Se levanto silenciosamente para no despertar a su acompañante y se dirigió al lugar del sonido.
Acuno a la pequeña Christine como ya lo hacia desde dos meses. Exactamente 2 meses que su vida había dado un rumbo totalmente inesperado.
La pequeña se durmió en brazos de su madre, que poco a poco también se dormía. La recostó en su cuna, acaricio su mejilla y volvió a su cuarto.
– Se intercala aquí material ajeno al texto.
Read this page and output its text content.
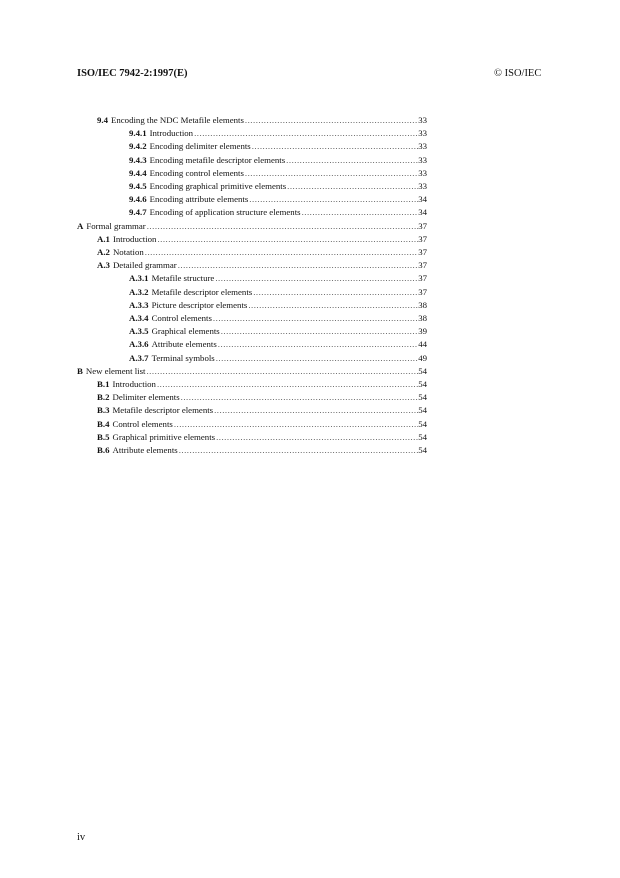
ISO/IEC 7942-2:1997(E)	© ISO/IEC
9.4 Encoding the NDC Metafile elements .....	33
9.4.1 Introduction .....	33
9.4.2 Encoding delimiter elements .....	33
9.4.3 Encoding metafile descriptor elements .....	33
9.4.4 Encoding control elements .....	33
9.4.5 Encoding graphical primitive elements .....	33
9.4.6 Encoding attribute elements .....	34
9.4.7 Encoding of application structure elements .....	34
A Formal grammar .....	37
A.1 Introduction .....	37
A.2 Notation .....	37
A.3 Detailed grammar .....	37
A.3.1 Metafile structure .....	37
A.3.2 Metafile descriptor elements .....	37
A.3.3 Picture descriptor elements .....	38
A.3.4 Control elements .....	38
A.3.5 Graphical elements .....	39
A.3.6 Attribute elements .....	44
A.3.7 Terminal symbols .....	49
B New element list .....	54
B.1 Introduction .....	54
B.2 Delimiter elements .....	54
B.3 Metafile descriptor elements .....	54
B.4 Control elements .....	54
B.5 Graphical primitive elements .....	54
B.6 Attribute elements .....	54
iv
En el, un hombre con facciones totalmente interesantes y sus características de macho alfa, descansaba en una gran cama.
Intento acostarse sin despertarlo, pero no lo logro.
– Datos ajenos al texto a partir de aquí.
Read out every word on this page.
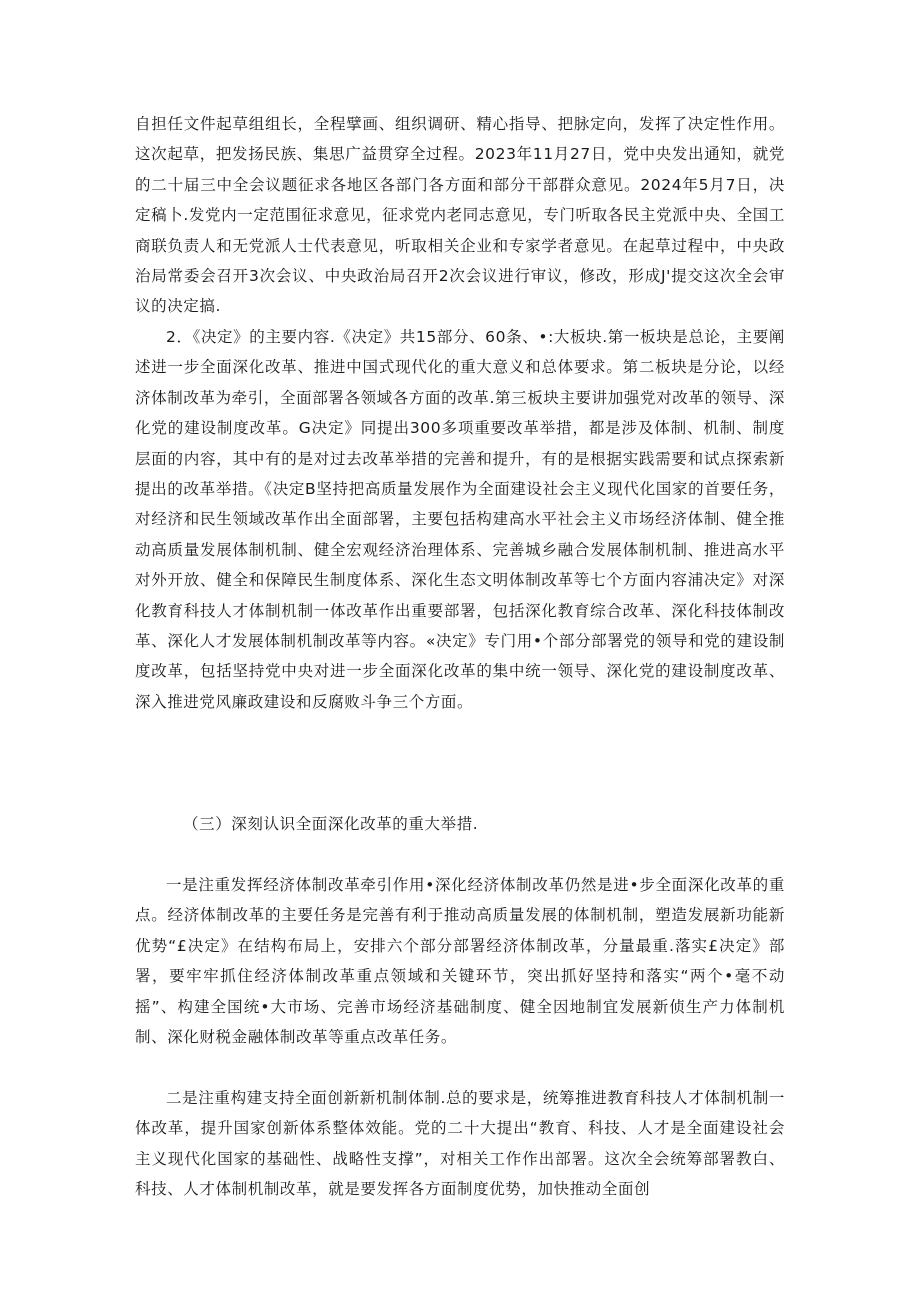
自担任文件起草组组长，全程擘画、组织调研、精心指导、把脉定向，发挥了决定性作用。这次起草，把发扬民族、集思广益贯穿全过程。2023年11月27日，党中央发出通知，就党的二十届三中全会议题征求各地区各部门各方面和部分干部群众意见。2024年5月7日，决定稿卜.发党内一定范围征求意见，征求党内老同志意见，专门听取各民主党派中央、全国工商联负责人和无党派人士代表意见，听取相关企业和专家学者意见。在起草过程中，中央政治局常委会召开3次会议、中央政治局召开2次会议进行审议，修改，形成J'提交这次全会审议的决定搞.

2．《决定》的主要内容.《决定》共15部分、60条、•:大板块.第一板块是总论，主要阐述进一步全面深化改革、推进中国式现代化的重大意义和总体要求。第二板块是分论，以经济体制改革为牵引，全面部署各领域各方面的改革.第三板块主要讲加强党对改革的领导、深化党的建设制度改革。G决定》同提出300多项重要改革举措，都是涉及体制、机制、制度层面的内容，其中有的是对过去改革举措的完善和提升，有的是根据实践需要和试点探索新提出的改革举措。《决定B坚持把高质量发展作为全面建设社会主义现代化国家的首要任务，对经济和民生领域改革作出全面部署，主要包括构建高水平社会主义市场经济体制、健全推动高质量发展体制机制、健全宏观经济治理体系、完善城乡融合发展体制机制、推进高水平对外开放、健全和保障民生制度体系、深化生态文明体制改革等七个方面内容浦决定》对深化教育科技人才体制机制一体改革作出重要部署，包括深化教育综合改革、深化科技体制改革、深化人才发展体制机制改革等内容。«决定》专门用•个部分部署党的领导和党的建设制度改革，包括坚持党中央对进一步全面深化改革的集中统一领导、深化党的建设制度改革、深入推进党风廉政建设和反腐败斗争三个方面。

（三）深刻认识全面深化改革的重大举措.

一是注重发挥经济体制改革牵引作用•深化经济体制改革仍然是进•步全面深化改革的重点。经济体制改革的主要任务是完善有利于推动高质量发展的体制机制，塑造发展新功能新优势“£决定》在结构布局上，安排六个部分部署经济体制改革，分量最重.落实£决定》部署，要牢牢抓住经济体制改革重点领域和关键环节，突出抓好坚持和落实“两个•毫不动摇”、构建全国统•大市场、完善市场经济基础制度、健全因地制宜发展新侦生产力体制机制、深化财税金融体制改革等重点改革任务。

二是注重构建支持全面创新新机制体制.总的要求是，统筹推进教育科技人才体制机制一体改革，提升国家创新体系整体效能。党的二十大提出“教育、科技、人才是全面建设社会主义现代化国家的基础性、战略性支撑”，对相关工作作出部署。这次全会统筹部署教白、科技、人才体制机制改革，就是要发挥各方面制度优势，加快推动全面创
Shh.. vuelve a dormir - logro decir Brennan, acurrucándose en el pecho de su hombre. Este la abrazo por la cintura, y colocando su cabeza en el pelo de ella, volvió a dormirse.
6 am.
Abrió sus ojos ya que su reloj biológico lo pedía. La vio tan hermosa como siempre, enredada en su pecho. Decidió levantarse y ver como estaba su hija, aunque una mano lo tomo de las muñecas y supo que no iba a soltarlo.
Es temprano Huesos, haré el desayuno -
Lo haré contigo - Al ver la carita que ponía la antropóloga, el agente no pudo resistirse, asi que se acerco a ella, y deposito un suave beso en la comisura de sus labios, al intentar separarse, noto como su mujer lo tomaba del cuello.
Tempe... creo que deberías soltarme ya - Deslizo su mirada a la muñeca de Booth, y pudo notar su mano agarrándolo, por lo que lo soltó.
Lo siento - se excuso- podemos...romper las leyes fisicas?
La cara que Booth puso fue un poema, Brennan sintió que lo estaba presionando, a lo que quiso retractarse.
Booth, discúlpame, pero...- fue callada por los labios de su marido que la besaba ferozmente.
Pero...? - Replico el, un pequeño llanto se oyó.
Ya vengo - Esbozo dándole un beso rápido
Quédate, la traeré aquí y llamare al trabajo y diré que estamos enfermos, tengo una sorpresa para ti-
Sabes que no me gustan las sorpresa Booth, y el trabajo es trabajo debemos ir - Dijo mirándolo fijamente a los ojos.
Tu quédate aquí, que yo me ocupo cariño – y salio de la habitación.